There were a lot of reasons the Hokies have struggled the past two seasons and most of those reasons were on the offensive side of the ball. Frank Beamer went through a rare staff reshuffling after the 2012 season and we are starting to see the benefits. The offensive game plans are more coherent and the recruiting has improved dramatically (there’s a reason so many freshmen are playing large roles in the offense). 2014 should see significant improvement in offensive production for the Hokies. Bud Foster always fields a solid defense. Even with the departure of most of Foster's front seven, there is hope in Blacksburg that this defense can be as good as last years elite unit. The secondary is the best in the country and the defensive line should be able to get after the quarterback. The linebackers are untested and are probably the biggest question mark on the defense. If the offense improves from awful to average, I think this could turn into a pretty special season for the Hokies. The red zone offense will have to improve, but if the running game can find a way to punch it in near the goal line this offense will cause problems for a lot of people.

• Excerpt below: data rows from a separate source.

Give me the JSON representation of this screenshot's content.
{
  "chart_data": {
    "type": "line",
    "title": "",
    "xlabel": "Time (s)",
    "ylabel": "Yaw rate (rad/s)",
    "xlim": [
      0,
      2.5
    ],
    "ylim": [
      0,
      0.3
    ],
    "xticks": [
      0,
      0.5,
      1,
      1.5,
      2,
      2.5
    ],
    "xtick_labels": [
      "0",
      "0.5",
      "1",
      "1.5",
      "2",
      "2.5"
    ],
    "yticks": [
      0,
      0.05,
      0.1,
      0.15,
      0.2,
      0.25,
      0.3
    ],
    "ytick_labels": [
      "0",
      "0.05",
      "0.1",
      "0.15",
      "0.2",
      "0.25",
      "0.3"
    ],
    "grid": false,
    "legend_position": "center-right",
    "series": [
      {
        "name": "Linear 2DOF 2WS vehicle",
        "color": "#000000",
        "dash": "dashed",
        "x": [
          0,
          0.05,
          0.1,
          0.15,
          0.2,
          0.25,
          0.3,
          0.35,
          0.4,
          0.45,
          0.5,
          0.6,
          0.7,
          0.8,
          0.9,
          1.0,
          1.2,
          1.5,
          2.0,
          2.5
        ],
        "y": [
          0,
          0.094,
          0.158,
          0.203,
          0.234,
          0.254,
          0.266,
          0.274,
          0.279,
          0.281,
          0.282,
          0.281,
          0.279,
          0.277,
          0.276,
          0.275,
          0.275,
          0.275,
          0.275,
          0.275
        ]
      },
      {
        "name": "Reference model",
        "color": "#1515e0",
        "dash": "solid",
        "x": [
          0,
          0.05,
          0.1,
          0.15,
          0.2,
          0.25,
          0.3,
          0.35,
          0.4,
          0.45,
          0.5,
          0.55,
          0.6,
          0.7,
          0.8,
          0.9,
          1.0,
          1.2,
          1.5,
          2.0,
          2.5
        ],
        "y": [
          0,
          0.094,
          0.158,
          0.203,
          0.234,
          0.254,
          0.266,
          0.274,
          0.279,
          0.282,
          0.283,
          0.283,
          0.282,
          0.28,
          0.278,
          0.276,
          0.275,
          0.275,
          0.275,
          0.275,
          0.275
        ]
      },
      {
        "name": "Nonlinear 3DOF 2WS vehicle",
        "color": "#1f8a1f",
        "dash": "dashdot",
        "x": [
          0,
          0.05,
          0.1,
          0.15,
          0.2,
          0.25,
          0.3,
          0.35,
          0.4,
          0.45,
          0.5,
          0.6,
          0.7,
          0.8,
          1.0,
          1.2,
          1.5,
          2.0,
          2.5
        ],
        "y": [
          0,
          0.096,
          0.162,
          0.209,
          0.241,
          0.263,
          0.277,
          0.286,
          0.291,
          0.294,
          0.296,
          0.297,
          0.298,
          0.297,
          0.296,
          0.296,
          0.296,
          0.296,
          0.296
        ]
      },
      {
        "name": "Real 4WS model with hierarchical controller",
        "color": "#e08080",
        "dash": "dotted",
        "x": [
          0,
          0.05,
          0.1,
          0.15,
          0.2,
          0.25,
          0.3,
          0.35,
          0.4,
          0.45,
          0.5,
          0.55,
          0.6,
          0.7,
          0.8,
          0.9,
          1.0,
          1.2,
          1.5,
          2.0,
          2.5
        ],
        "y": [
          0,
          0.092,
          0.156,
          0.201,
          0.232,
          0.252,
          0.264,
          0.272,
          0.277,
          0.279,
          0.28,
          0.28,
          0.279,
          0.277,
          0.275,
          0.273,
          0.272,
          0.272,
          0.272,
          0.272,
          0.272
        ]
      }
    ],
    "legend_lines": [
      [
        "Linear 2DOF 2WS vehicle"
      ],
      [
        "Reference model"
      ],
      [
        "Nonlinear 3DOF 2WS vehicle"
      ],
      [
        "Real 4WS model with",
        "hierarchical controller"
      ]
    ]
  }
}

I actually like Virginia Tech’s chances in this game. Michael Brewer doesn’t come across as the type of quarterback you need to worry about throwing multiple interceptions in one game. With freshmen Marshawn Williams and Shai McKenzie named as co-starters for the game Tech should have two very talented players touting the rock. Ohio State has one of the best defensive lines in the country but against Navy I saw the linebackers and safeties miss an awful lot of tackles. If the ground game can stay ahead of the chains, don’t be surprised if the passing game finds some success down the field. There’s a reason it’s rare to find a freshman who has success against Foster. He’s the best defensive coordinator in the country and he fields elite defense after elite defense, usually without the benefit of elite talent. J.T. Barrett isn’t as explosive as Braxton was on the ground and against Navy I saw him complete passes to a lot of wide open receivers. I doubt that his targets will be as open this Saturday as they were last. If Tech finds a way to prevent the running game from reeling off explosive play after explosive play, I would expect Barrett to struggle against this secondary. My prediction is Virginia Tech, 27-17.